Interview with Cardinal Pierre Yet
VATICAN CITY, SEPT. 6 (ZENIT.org). - Cardinal Pierre Eyt, archbishop of Bordeaux and president of the French bishops' Commission on Doctrine, wrote the introduction to "Dominus Iesus," the declaration of the Congregation for the Doctrine of the Faith on the "salvific uniqueness and universality of Jesus Christ and the Church." It is a document centered on Christ and the mystery of the incarnation, which the Jubilee celebrates.
-- ZENIT: What role did you play in the drafting of "Dominus Iesus"?
-- Cardinal Eyt: The document is the fruit of collective work. I contributed to its drafting long-distance, by identifying certain questions, certain sensibilities. I did not, however, see the text until it was in its final form.
-- ZENIT: To some people the document might seem an about-face, a putting the brakes on interreligious dialogue and ecumenism. What are the pastoral questions that motivated this theological work?
-- Cardinal Eyt: The document appreciates the social mobility of persons, groups, families - for example, the marriages between persons belonging to different religions. ? It is good that people belonging to different religions can travel the road together. The Church, however, wants that journey, made from the perspective of respect and understanding, to be founded on the essential gifts of the faith, in keeping with the Bible, Tradition, the teaching of the Church. But this concern is not always present. What motivated the text is the concern that the dialogue with persons, with groups of other religions, be founded on what is essential in our faith.

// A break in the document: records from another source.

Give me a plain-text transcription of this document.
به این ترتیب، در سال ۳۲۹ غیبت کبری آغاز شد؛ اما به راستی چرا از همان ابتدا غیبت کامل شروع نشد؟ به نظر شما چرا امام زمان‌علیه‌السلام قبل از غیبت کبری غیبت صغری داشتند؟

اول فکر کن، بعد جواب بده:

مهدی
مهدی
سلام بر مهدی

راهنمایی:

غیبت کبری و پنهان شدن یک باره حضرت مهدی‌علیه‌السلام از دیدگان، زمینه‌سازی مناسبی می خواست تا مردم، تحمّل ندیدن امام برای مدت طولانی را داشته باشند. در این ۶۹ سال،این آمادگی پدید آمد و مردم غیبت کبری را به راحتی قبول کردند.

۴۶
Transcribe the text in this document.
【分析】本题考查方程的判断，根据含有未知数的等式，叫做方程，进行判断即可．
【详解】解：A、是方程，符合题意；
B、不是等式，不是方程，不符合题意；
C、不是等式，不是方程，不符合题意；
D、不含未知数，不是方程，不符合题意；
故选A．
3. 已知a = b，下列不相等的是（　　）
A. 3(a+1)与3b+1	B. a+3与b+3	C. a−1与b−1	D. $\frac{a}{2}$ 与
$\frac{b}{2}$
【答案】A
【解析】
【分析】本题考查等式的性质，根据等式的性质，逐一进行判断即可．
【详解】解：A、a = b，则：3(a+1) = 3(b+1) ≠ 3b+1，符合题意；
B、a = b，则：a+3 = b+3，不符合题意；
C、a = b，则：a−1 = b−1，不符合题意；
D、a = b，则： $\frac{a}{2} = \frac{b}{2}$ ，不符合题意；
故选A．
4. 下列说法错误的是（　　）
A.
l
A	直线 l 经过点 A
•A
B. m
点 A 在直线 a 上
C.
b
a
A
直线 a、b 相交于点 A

-- ZENIT: What, then, are the remedies? More formation, adult catechesis, more widespread biblical teaching?
-- Cardinal Eyt: There are, at the level of formation and information, many helpful elements. However, what matters above all is the spiritual element: attachment to the person of the Lord Jesus, who is the all of our existence, and of the world's existence. Even if there is need for formation and information, there is the essential perspective: attachment to Christ, the conviction of faith, in a way that is oriented to the person of Jesus, recognized just as he presents himself: the Way, the Truth and the Life. Not as "a" way among others, but as the unique Way.